O analista veterano Peter Brandt reacendeu o debate no mercado de criptomoedas com um cenário duplo para o Bitcoin, combinando cautela imediata e otimismo a longo prazo.
Peter Brandt, analista com décadas de experiência nos mercados, apresentou uma visão que gera tanto cautela quanto expectativa no mundo das criptomoedas. No curto prazo, ele indica que o Bitcoin pode sofrer uma queda para perto de US$ 50.000, o que representa um momento de cautela para os investidores.
No entanto, Brandt também prevê que essa correção será temporária e dará lugar a uma alta significativa, que poderá levar o preço do Bitcoin a US$ 250.000. Sua perspectiva destaca a volatilidade inerente ao mercado de criptomoedas e o potencial para um crescimento significativo, embora não sem desafios no curto prazo.
O preço do BTC enfrenta novos desafios
A visão de Brandt baseia-se em padrões históricos e na análise de um gráfico logarítmico que descreve os níveis de resistência e suporte ao longo de mais de uma década. Dentro dessa estrutura, o principal nível de suporte do Bitcoin está em torno de US$ 61.200, enquanto a faixa de queda extrema situa-se na área dos US$ 40.000.
Especialistas comentaram que a recente queda no preço do BTC não foi um evento isolado. De fato, o aumento nos rendimentos dos títulos japoneses, que atingiram níveis não vistos desde 2008, impactou negativamente os ativos de risco e pressionou os investidores que utilizam alavancagem.
Além disso, desde meados de outubro, o mercado tem sido influenciado por diversos fatores que começaram quando o Bitcoin atingiu sua máxima histórica de US$ 126.000. Durante esse período, as ameaças de tarifas nos Estados Unidos, uma política monetária mais restritiva e a saída de fundos de ETFs atrelados ao Bitcoin criaram um ambiente de incerteza, desencadeando correções acentuadas e a liquidação massiva de posições alavancadas.
Dados recentes da plataforma Coinglass mostram que a queda no preço do BTC, que levou o Bitcoin de US$ 93.000 para US$ 89.000, foi acompanhada por liquidações de quase US$ 500 milhões, afetando mais de 130.000 investidores.

fonte: Copo de moeda
Bitcoin: Entre a incerteza e o potencial de crescimento
Embora o cenário pessimista de Brandt alerte para riscos imediatos, sua análise complementar abre caminho para uma recuperação significativa. A estrutura de mercado do Bitcoin, argumenta ele, segue padrões mensuráveis nos quais as retrações relativas tendem a ser menores à medida que os ciclos progridem. Portanto, mesmo que o preço caia para US$ 50.000, o próximo ciclo poderá levá-lo a níveis entre US$ 200.000 e US$ 250.000.

Fonte: CoinGecko
Outros especialistas concordaram com a análise de mercado de Brandt, observando que o Bitcoin poderia ser negociado em uma faixa de US$ 82.000 a US$ 92.000 antes de realizar seu próximo movimento significativo. Enquanto isso, as instituições financeiras continuam demonstrando interesse na criptomoeda. A Vanguard, por exemplo, recentemente abriu a negociação à vista de ETFs de Bitcoin em sua plataforma, uma medida histórica que reforça a percepção de que a demanda institucional permanece forte, apesar da volatilidade.

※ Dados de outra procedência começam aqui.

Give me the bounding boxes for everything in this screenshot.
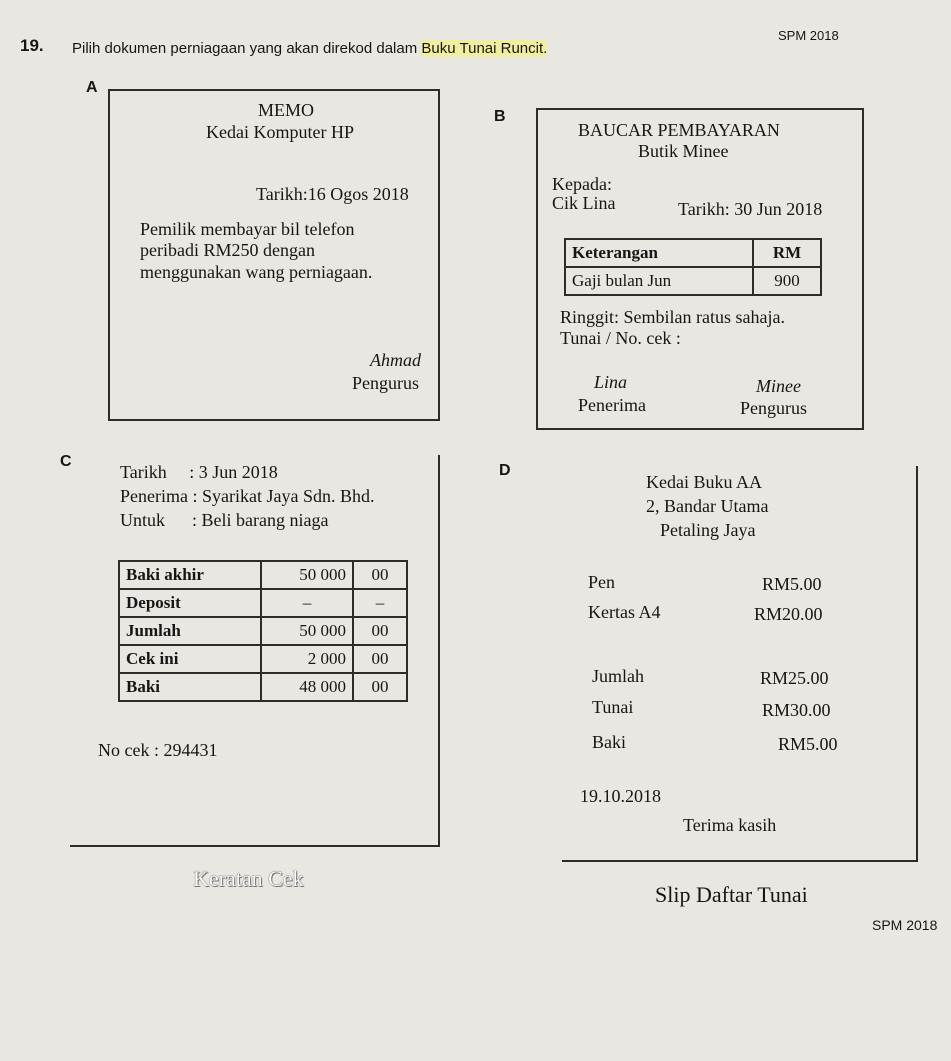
stub-balance-table [118,560,408,702]
voucher-table [564,238,822,296]
question-text-plain: Pilih dokumen perniagaan yang akan direkod dalam [72,40,422,57]
stub-row-cents: – [353,589,407,617]
caption-cash-register-slip: Slip Daftar Tunai [655,882,808,907]
slip-total-name: Jumlah [592,666,644,686]
stub-row-label: Deposit [119,589,261,617]
stub-row-label: Cek ini [119,645,261,673]
voucher-amount-words: Ringgit: Sembilan ratus sahaja. [560,307,785,327]
exam-code-bottom: SPM 2018 [872,917,938,933]
voucher-company: Butik Minee [638,141,729,161]
memo-title: MEMO [258,100,315,120]
slip-shop-line: Petaling Jaya [660,520,756,540]
voucher-manager-role: Pengurus [740,398,807,418]
voucher-recipient-role: Penerima [578,395,646,415]
table-row [565,267,821,295]
option-label-b: B [494,108,506,125]
slip-shop-line: Kedai Buku AA [646,472,762,492]
stub-row-cents: 00 [353,561,407,589]
exam-code-top: SPM 2018 [778,28,839,43]
stub-row-label: Baki [119,673,261,701]
slip-total-amount: RM30.00 [762,700,831,720]
table-row [119,561,407,589]
voucher-payment-method: Tunai / No. cek : [560,328,681,348]
table-row [119,673,407,701]
question-text [72,40,547,57]
stub-row-cents: 00 [353,673,407,701]
slip-total-name: Tunai [592,697,634,717]
slip-total-name: Baki [592,732,626,752]
memo-role: Pengurus [352,373,419,393]
slip-date: 19.10.2018 [580,786,661,806]
stub-row-cents: 00 [353,617,407,645]
memo-body-line: menggunakan wang perniagaan. [140,262,373,282]
slip-shop-line: 2, Bandar Utama [646,496,769,516]
option-label-c: C [60,453,72,470]
memo-date: Tarikh:16 Ogos 2018 [256,184,409,204]
voucher-header-rm: RM [753,239,821,267]
memo-body-line: Pemilik membayar bil telefon [140,219,355,239]
slip-total-amount: RM5.00 [778,734,838,754]
voucher-cell-description: Gaji bulan Jun [565,267,753,295]
voucher-cell-amount: 900 [753,267,821,295]
memo-company: Kedai Komputer HP [206,122,354,142]
option-label-d: D [499,462,511,479]
stub-row-amount: 50 000 [261,561,353,589]
stub-row-amount: 48 000 [261,673,353,701]
stub-row-label: Jumlah [119,617,261,645]
memo-body-line: peribadi RM250 dengan [140,240,315,260]
table-row [119,645,407,673]
option-label-a: A [86,79,98,96]
question-number: 19. [20,36,44,55]
table-row [119,589,407,617]
voucher-title: BAUCAR PEMBAYARAN [578,120,780,140]
slip-item-amount: RM20.00 [754,604,823,624]
stub-payee-line: Penerima : Syarikat Jaya Sdn. Bhd. [120,486,375,506]
caption-cheque-stub: Keratan Cek [193,866,304,891]
stub-purpose-line: Untuk : Beli barang niaga [120,510,329,530]
slip-thanks: Terima kasih [683,815,777,835]
voucher-to-name: Cik Lina [552,193,616,213]
slip-total-amount: RM25.00 [760,668,829,688]
voucher-to-label: Kepada: [552,174,612,194]
stub-cheque-number: No cek : 294431 [98,740,218,760]
stub-row-cents: 00 [353,645,407,673]
voucher-header-description: Keterangan [565,239,753,267]
stub-date-line: Tarikh : 3 Jun 2018 [120,462,278,482]
question-text-highlight: Buku Tunai Runcit. [421,40,548,57]
slip-item-name: Kertas A4 [588,602,661,622]
stub-row-amount: 2 000 [261,645,353,673]
voucher-recipient-signature: Lina [594,372,628,392]
stub-row-amount: 50 000 [261,617,353,645]
stub-row-amount: – [261,589,353,617]
slip-item-amount: RM5.00 [762,574,822,594]
voucher-manager-signature: Minee [756,376,801,396]
stub-row-label: Baki akhir [119,561,261,589]
table-row [565,239,821,267]
table-row [119,617,407,645]
slip-item-name: Pen [588,572,615,592]
voucher-date: Tarikh: 30 Jun 2018 [678,199,823,219]
memo-signature: Ahmad [370,350,421,370]
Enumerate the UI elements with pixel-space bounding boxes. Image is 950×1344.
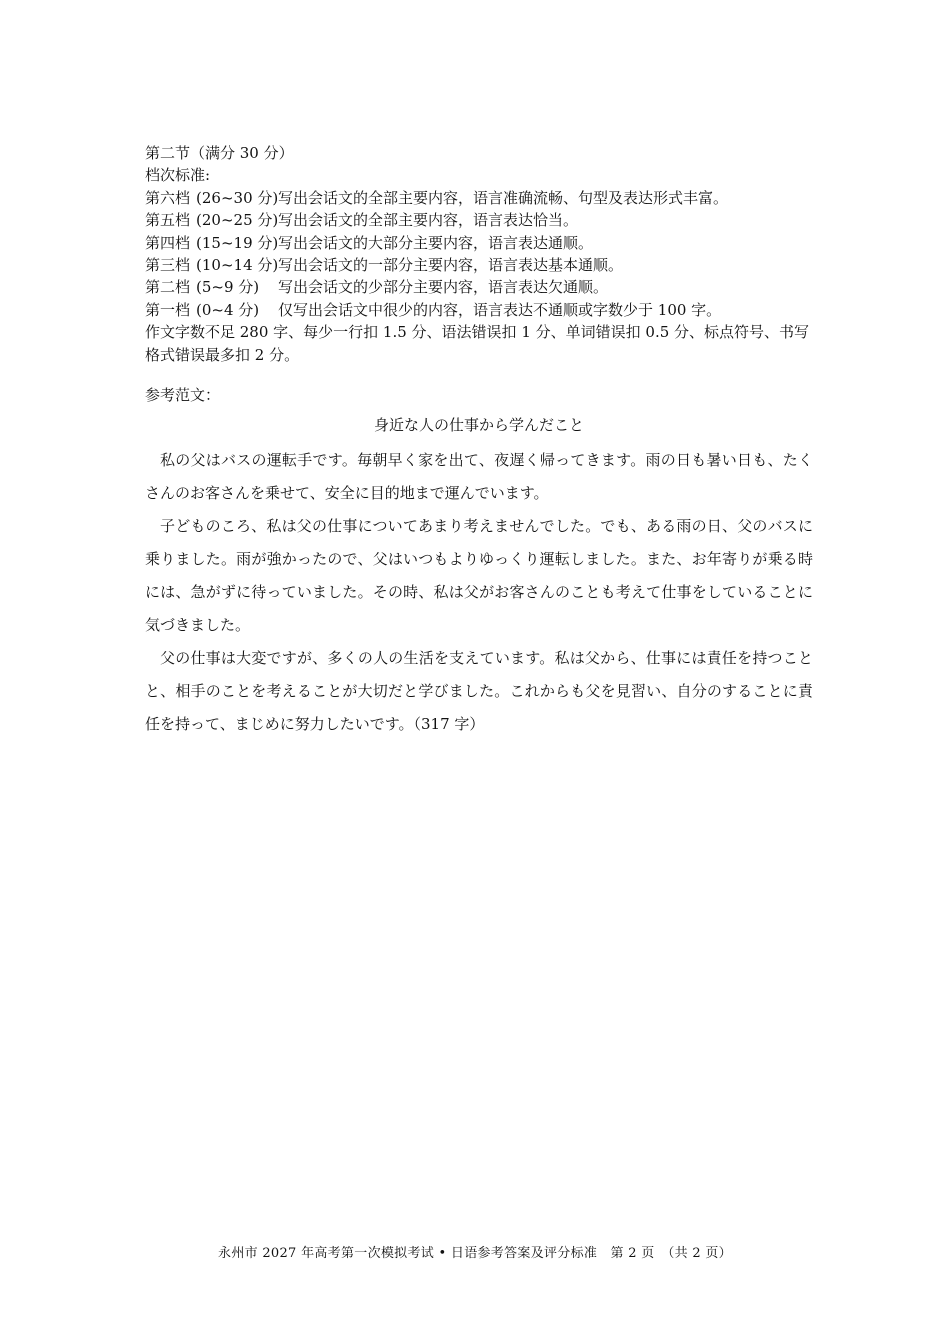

Embora alguns ETFs tenham sofrido saídas de capital nas últimas semanas, essa dinâmica reflete um mercado que está ajustando suas posições. A atividade de novos investidores institucionais e a expansão de produtos financeiros atrelados ao Bitcoin indicam que o ativo continua sendo uma opção atraente para quem busca diversificar seus portfólios.
Entre liquidez e tensões globais
Além da mudança histórica da Vanguard, o mercado também está acompanhando de perto as possíveis decisões do Federal Reserve dos EUA, ciente de que um ajuste na política monetária pode impactar diretamente os ativos mais voláteis, como o Bitcoin.
Historicamente, o Bitcoin tem demonstrado capacidade de capitalizar em períodos de maior liquidez, beneficiando-se quando o dinheiro flui com mais facilidade. No entanto, a incerteza está aumentando devido à influência de fatores externos, como tensões comerciais globais e flutuações no mercado de dívida. Soma-se a isso a dinâmica inerente ao ecossistema cripto, como liquidações em massa, que podem desestabilizar ainda mais os preços.
Considerando todas essas variáveis em conjunto, o cenário se torna complexo, mas ainda há espaço para que o preço do Bitcoin se estabilize e recupere o impulso.